I grew up loving to watch thunderstorms roll in over the Ontario countryside from the safe confines of a glider hanger. As as glider pilot, towering cumulus clouds thrashing and billowing in the sky were a joy to watch, and meant fun flying. A layer of low stratus may have prevented flying but sure was interesting to watch or listen to roll off the walls of my tents, tent trailer, or house trailer as we would hunker inside playing cards, drinking beer, sharing flying stories (or hiking stories, if we hiding from the rain while out on the trails).
Now rain has other meaning. On my new nascent forest and as-yet incompletely grown-in back yard, heavy rain means rivers of mud flowing towards my house, as happened last night.

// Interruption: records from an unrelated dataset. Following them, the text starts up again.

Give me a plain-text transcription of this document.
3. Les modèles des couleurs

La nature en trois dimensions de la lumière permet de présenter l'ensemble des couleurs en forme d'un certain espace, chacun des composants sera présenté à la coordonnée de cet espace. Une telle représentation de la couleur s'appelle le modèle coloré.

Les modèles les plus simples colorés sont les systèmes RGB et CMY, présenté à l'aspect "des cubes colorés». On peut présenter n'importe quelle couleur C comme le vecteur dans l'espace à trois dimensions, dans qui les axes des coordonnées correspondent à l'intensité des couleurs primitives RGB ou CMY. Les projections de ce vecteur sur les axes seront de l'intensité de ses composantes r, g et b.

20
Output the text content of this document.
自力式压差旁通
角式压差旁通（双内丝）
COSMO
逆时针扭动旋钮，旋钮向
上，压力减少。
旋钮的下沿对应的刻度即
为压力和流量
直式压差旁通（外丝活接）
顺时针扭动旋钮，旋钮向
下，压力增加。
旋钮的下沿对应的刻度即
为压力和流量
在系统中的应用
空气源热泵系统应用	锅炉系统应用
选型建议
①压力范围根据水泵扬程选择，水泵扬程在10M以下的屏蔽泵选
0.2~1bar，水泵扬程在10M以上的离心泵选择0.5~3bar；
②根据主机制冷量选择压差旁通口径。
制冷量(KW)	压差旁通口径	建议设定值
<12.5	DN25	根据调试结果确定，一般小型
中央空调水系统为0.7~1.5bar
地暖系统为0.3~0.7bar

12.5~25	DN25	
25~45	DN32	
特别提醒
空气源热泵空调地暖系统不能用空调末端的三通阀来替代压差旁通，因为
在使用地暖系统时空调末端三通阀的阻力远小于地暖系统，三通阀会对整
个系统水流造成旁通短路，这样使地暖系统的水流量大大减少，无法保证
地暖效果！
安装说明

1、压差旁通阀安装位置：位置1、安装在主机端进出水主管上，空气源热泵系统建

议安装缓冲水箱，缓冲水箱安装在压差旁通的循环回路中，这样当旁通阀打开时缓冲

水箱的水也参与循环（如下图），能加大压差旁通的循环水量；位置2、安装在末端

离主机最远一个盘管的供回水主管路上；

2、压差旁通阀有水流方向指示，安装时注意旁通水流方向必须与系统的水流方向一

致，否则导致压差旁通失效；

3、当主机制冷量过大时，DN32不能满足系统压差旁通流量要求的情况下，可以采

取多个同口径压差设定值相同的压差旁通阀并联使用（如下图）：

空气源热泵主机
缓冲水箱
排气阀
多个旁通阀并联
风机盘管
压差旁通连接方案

Water breeches the retaining wall |
A muddy creek flows around the house, as designed |
It's interesting to watch the Facebook comments of the people in the Bow Valley now as a heavy rain event like the one we're currently having occurs. Will the creeks overflow again? Will the culverts block? Will there be evacuations? Did the temporary repairs the towns and MD put in place do their jobs?
Six months ago, a forecast of 50-70 mm of rain in a day would have been looked at as an annoyance -- no mountain biking or hiking for a day. The flood changed that. During the June flooding event, we had 200-300 mm in a 48 hr period, and it wiped out a portion of our world. Now we ask, "What will half of that do?"
We get to wait and see. The waiting is the hard part. Sadly, we all now are trained experts in flood response.